In this example it used time intervals. The example does not show how the correct time intervals are determined, it just show how we can hide the fact that it reads, e.g., the second half of a first file, the entire second file, and the first half of a third file.
2. One can see that nicely in the example file you are loading in the example in esssans PR 50 where you plot the Spin_flipper value. So we would need to read out the value of this spin flipper and also of the 3He cell
Exactly, what you describe would give us the required time intervals. We would read meta data from all files, determine time intervals, and then run the above.
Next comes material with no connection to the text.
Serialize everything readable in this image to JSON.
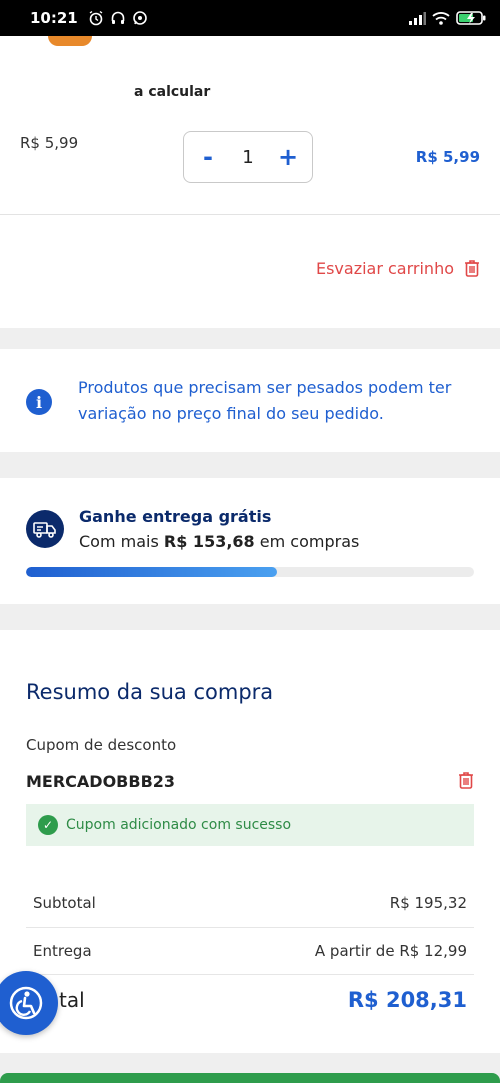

For the ZOOM files this is actually split into "periods", so one might use those instead, but the issue here is about the general approach.
Do you think for this it would make sense to go together through the zoom files and what needs to be read-in for which dataset? We will need to adapt the workflow in a way that says that for cell=Polarizer values are known, time-decay is infinite (T1 = constant), as only cell=analyzer was probed in the ZOOM examples, but it would test the workflow as whole still. For this either an online-meeting or again meeting at DMSC is possible, whatever would be the most efficient.
Either works for me!
Status update: We will not follow the approach I proposed above, but rely on a new mechanism that will be made available in Sciline soon.
https://github.com/scipp/esssans/pull/135 which should be in the next ESSsans release should address this.
How to read in the Data Arrays from multple NeXus files into our workflow?